I used mutate() again to split months and years from the blog.date column, then used subset() to select only observations from 2018, and slice_max() to return the highest gross.box.o.weekend value for each month.

Code
ice_movies_monthyear <- ice_movies |> mutate(month = month(blog.date, label = TRUE), year = year(blog.date)) |> group_by(month, year) |> drop_na() 
ice_movies_2018 <- subset(ice_movies_monthyear, year == '2018')
ice_movies_2018_top12 <- ice_movies_2018 |> slice_max(gross.box.o.weekend, n = 1)

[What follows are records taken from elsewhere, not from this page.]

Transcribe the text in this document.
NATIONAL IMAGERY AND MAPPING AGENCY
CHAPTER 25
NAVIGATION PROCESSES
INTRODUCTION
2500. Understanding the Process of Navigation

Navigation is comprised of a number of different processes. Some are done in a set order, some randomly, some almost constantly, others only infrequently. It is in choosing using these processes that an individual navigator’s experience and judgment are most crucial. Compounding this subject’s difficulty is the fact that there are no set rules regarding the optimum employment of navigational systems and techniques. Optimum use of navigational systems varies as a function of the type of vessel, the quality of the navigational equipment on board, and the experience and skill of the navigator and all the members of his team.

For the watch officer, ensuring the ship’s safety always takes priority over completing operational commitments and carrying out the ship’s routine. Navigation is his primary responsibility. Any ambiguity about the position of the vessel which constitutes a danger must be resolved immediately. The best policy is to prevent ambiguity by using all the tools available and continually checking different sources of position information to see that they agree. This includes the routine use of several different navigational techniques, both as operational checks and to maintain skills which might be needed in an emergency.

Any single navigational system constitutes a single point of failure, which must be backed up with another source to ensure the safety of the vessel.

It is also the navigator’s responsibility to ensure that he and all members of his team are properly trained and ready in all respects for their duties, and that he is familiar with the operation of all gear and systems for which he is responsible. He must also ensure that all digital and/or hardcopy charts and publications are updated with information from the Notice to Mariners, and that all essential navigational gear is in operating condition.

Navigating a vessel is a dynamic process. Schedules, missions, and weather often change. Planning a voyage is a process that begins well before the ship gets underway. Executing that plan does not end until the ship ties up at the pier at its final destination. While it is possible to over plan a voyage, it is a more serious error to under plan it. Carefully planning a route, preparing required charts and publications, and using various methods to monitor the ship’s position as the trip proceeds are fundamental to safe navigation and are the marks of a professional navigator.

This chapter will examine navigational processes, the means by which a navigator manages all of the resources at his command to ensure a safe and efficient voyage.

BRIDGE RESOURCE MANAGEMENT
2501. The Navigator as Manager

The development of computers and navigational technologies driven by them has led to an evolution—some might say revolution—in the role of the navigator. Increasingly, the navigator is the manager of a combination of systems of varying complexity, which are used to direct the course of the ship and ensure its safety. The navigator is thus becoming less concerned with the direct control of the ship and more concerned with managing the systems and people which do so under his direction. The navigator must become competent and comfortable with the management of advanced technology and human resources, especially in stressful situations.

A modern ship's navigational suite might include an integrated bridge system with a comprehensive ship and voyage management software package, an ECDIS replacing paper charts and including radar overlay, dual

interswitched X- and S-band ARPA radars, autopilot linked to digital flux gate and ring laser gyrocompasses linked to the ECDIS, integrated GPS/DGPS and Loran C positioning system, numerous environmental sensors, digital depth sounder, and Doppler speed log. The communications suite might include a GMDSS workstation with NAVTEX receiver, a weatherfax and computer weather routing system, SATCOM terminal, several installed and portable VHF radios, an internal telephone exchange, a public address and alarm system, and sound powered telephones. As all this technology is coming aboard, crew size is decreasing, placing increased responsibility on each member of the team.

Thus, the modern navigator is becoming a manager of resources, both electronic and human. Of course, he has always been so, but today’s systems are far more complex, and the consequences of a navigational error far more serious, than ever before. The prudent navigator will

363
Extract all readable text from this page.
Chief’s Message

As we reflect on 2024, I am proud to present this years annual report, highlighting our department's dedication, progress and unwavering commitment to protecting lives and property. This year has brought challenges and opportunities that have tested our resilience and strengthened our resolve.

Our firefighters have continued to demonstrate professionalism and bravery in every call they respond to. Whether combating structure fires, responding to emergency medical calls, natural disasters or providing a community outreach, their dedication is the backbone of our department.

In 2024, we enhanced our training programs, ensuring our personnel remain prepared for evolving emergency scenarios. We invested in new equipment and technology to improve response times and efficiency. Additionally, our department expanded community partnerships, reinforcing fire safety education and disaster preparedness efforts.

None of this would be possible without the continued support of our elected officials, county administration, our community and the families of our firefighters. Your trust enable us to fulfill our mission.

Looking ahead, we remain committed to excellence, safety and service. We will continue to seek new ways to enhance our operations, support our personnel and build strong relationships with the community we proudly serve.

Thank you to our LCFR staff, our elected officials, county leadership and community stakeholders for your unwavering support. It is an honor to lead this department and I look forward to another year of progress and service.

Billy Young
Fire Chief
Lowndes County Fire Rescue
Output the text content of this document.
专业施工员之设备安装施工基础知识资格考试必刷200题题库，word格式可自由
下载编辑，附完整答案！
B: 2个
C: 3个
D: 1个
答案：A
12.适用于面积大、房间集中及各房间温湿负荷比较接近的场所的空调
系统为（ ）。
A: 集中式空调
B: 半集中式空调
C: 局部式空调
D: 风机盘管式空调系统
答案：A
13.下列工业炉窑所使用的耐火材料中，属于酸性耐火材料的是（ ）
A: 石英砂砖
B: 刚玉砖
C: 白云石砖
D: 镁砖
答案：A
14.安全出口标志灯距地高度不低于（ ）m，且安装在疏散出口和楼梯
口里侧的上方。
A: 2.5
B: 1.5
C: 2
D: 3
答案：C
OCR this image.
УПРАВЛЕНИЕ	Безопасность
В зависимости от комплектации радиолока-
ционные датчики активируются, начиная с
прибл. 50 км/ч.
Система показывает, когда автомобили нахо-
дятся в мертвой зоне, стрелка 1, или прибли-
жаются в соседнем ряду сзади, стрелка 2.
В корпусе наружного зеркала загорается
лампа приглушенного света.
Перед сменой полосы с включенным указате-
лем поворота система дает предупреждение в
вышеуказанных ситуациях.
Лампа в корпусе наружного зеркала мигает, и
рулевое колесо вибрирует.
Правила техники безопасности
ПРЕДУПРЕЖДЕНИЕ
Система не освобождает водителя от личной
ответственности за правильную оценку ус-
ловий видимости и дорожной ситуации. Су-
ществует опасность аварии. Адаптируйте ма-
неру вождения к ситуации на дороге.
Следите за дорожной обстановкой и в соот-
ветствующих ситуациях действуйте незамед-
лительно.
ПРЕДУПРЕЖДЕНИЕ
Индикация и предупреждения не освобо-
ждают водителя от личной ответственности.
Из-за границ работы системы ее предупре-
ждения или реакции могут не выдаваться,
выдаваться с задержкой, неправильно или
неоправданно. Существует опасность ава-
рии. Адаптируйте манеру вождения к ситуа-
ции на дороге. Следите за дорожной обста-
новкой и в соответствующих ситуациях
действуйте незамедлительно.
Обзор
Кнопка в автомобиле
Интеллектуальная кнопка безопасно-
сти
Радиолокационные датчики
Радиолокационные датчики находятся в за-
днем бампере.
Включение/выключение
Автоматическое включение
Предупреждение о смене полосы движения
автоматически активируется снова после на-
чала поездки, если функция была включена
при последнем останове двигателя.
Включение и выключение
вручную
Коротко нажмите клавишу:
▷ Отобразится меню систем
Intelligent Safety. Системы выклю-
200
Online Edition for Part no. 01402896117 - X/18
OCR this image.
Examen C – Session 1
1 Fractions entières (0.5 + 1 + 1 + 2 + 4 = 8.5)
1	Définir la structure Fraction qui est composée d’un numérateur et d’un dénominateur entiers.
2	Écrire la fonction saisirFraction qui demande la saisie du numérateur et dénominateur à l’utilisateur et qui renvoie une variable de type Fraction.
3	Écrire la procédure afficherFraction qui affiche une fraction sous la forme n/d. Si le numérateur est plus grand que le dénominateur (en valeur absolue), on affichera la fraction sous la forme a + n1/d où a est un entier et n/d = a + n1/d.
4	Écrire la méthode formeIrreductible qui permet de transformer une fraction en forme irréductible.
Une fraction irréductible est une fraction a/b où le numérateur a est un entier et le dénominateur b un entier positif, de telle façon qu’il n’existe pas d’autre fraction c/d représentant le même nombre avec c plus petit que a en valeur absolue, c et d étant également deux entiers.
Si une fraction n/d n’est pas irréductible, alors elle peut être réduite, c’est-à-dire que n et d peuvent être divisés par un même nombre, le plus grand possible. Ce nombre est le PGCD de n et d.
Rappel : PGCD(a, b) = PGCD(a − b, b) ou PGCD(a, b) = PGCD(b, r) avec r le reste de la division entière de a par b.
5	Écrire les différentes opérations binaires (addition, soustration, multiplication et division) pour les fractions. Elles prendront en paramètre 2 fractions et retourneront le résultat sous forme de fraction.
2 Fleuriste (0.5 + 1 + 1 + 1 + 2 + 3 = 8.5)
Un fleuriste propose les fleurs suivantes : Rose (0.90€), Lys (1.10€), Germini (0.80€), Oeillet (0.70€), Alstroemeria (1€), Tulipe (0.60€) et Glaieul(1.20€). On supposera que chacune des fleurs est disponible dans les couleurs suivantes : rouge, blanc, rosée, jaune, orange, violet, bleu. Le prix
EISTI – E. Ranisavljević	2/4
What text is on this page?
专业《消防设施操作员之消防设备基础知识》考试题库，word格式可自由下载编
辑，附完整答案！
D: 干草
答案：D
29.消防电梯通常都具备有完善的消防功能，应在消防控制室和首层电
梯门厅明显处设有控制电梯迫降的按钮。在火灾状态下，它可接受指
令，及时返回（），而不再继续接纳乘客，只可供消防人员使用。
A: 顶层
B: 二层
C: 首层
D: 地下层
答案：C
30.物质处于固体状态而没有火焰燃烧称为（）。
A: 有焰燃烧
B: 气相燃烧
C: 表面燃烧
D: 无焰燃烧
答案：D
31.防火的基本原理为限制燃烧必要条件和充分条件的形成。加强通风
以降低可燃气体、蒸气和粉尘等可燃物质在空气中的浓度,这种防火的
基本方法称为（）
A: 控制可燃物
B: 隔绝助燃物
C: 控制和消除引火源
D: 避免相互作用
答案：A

I chose a simpler histogram to visualize each month’s highest-grossing box office weekend; the reader can easily determine if there are any extreme or unusual values in the time series. Each bar is labeled with the highest-earning film’s name.

Code
ice_movies_2018_top12 |> 
arrange(month) |> 
mutate(month = factor(month, levels=c("Dec", "Nov", "Oct", "Sep", "Aug", "Jul", "Jun", "May", "Apr", "Mar", "Feb", "Jan"))) |> 
ggplot(aes(x = month, y = gross.box.o.weekend, fill = film.title)) +
geom_col() +
coord_flip() +
geom_text(aes(label = film.title, size = 0.3, hjust = 1.02)) +
scale_y_continuous(labels = scales::dollar_format(prefix="kr")) +
labs(
x = 'Month',
y = 'Gross Box Office Weekend Earnings',
title = '2018 Highest Grossing Box Office Weekends by Month'
) +
theme(legend.position = "none")

Iceland’s highest-grossing box office weekend in 2018 belongs to Lof mér að falla (Let Me Fall), one of two domestically produced films to appear in the top twelve. At six appearances, Disney-produced films dominate the rankings; Black Panther evenappears twice in February and March. However, neither of the top four average grossing months (January, July, October, and November) have the highest grossing box office weekend. It is likely that the cumulative weekend gross across all films in theatres put these months ahead, which is not shown in this visualization.

Conclusion

My first visualization helped me identify 2018 as the best performing box office year by monthly average gross box office weekends, and my second visualization drilled down on which 2018 films topped the box office weekend earnings. As noted above, merely looking at the films with the monthly top weekend gross did not reveal why 2018 had the top four average grossing months in the first visualization. A further analysis of the monthly gross of all films in 2018 could be explored in a visualization such as a stacked bar chart or streamgraph.